None of her men died in combat under her leadership, she said.
Act of selflessness
Then one day, an act of selflessness helped Lorenzo gain some respect from her men. She took responsibility for scratches on a military vehicle instead of blaming its driver.
“The soldier who drove the Humvee approached me and thanked me for standing up for him. It was the first time a soldier approached me, talked to me and the first thing he said was, ‘Thank you,’” Lorenzo said.
She said her team had survived a surprise attack while securing a highway traversed by members of the Organization of Islamic Countries. Lorenzo admitted that the firefight scared her and said her reaction was amusing on hindsight: “I was screaming… ‘You are attacking my camp!

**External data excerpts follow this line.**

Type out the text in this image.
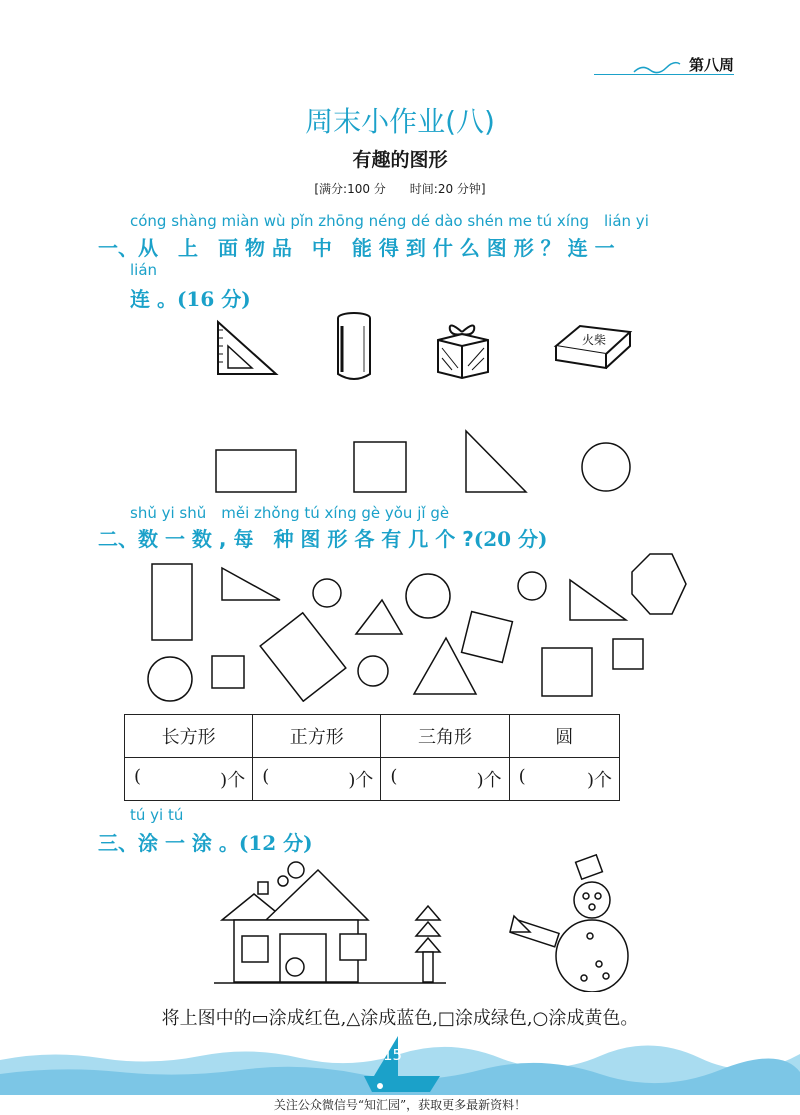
第八周
周末小作业(八)
有趣的图形
[满分:100 分　　时间:20 分钟]
cóng shàng miàn wù pǐn zhōng néng dé dào shén me tú xíng　lián yi
一、从　上　面 物 品　中　能 得 到 什 么 图 形 ？ 连 一
lián
连 。(16 分)
火柴
shǔ yi shǔ　měi zhǒng tú xíng gè yǒu jǐ gè
二、数 一 数 , 每　种 图 形 各 有 几 个 ?(20 分)
长方形	正方形	三角形	圆

( )个	( )个	( )个	( )个
tú yi tú
三、涂 一 涂 。(12 分)
将上图中的▭涂成红色,△涂成蓝色,□涂成绿色,○涂成黄色。
15
关注公众微信号“知汇园”，获取更多最新资料！
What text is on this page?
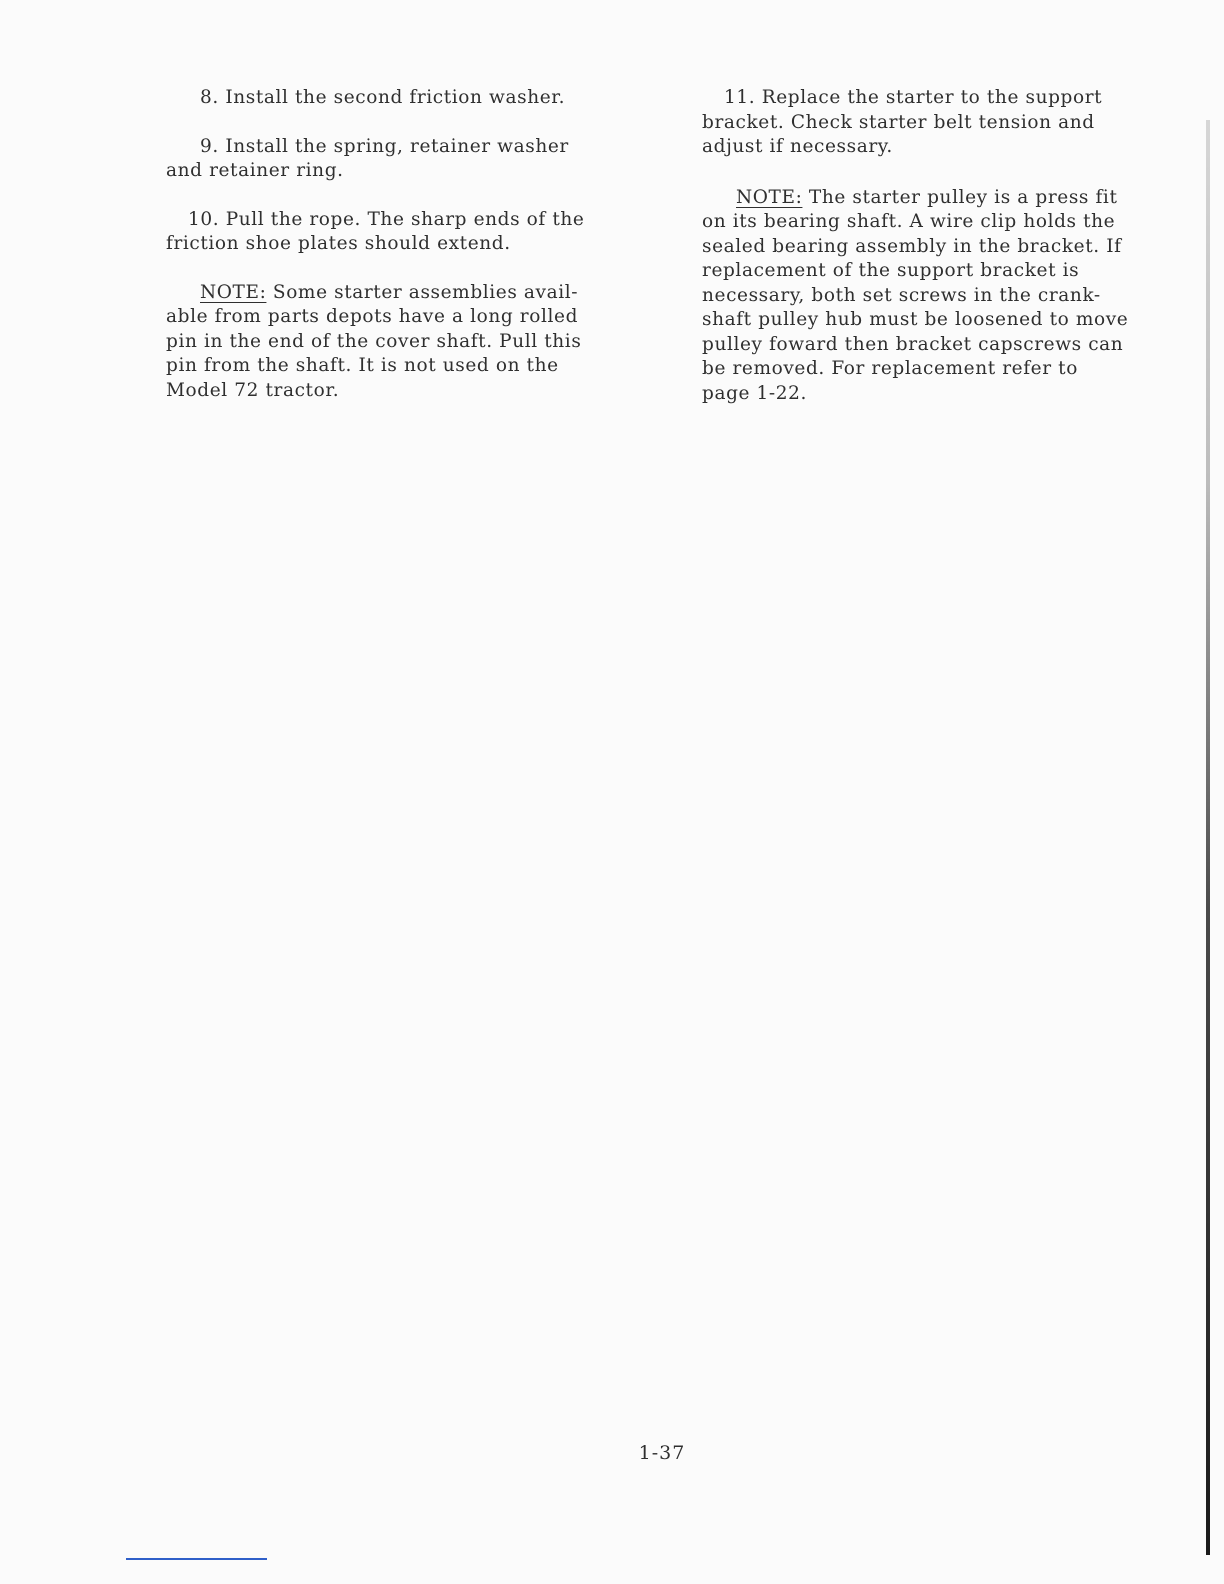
8. Install the second friction washer.

9. Install the spring, retainer washer
and retainer ring.

10. Pull the rope. The sharp ends of the
friction shoe plates should extend.

NOTE: Some starter assemblies avail-
able from parts depots have a long rolled
pin in the end of the cover shaft. Pull this
pin from the shaft. It is not used on the
Model 72 tractor.

11. Replace the starter to the support
bracket. Check starter belt tension and
adjust if necessary.

NOTE: The starter pulley is a press fit
on its bearing shaft. A wire clip holds the
sealed bearing assembly in the bracket. If
replacement of the support bracket is
necessary, both set screws in the crank-
shaft pulley hub must be loosened to move
pulley foward then bracket capscrews can
be removed. For replacement refer to
page 1-22.

1-37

I am still single! I just broke up with my boyfriend!’”
The first woman to be appointed company commander, Lorenzo was soon the recipient of a Bronze Cross and a Gold Cross.
She is now married to her classmate, Maj. Jerome Santiago of the Air Force.
Two of the original seven graduates spent some years teaching at the PMA: Army
Capt. Arlene Orejana, wife of Sen. Antonio Trillanes IV, and Navy Lt. Commander Marissa Arlene Andres (now Mrs. Martinez).
Aireen Somera, an “original,” had requested for a disability discharge back in 2007 and is now a Mrs. Reyes.
Sheryl Uy, the seventh original female graduate, suffered a spinal injury in an accident a few months after their 1997 graduation and has settled down to raise a family as Mrs. Cabasan, having been discharged with the rank of captain.
Flores said the PMA was proud of the successes earned by the first seven women graduates and by the women graduates who followed them.
In 1999, the late Navy Lt. Senior Grade Arlene de la Cruz became the first female to top her graduating class, followed by Tara Velasco in 2003 and Andrelee Mojica in 2007.
Female cadets have been part of the Top 10 cadets who graduated from 2008 to 2014, PMA records showed.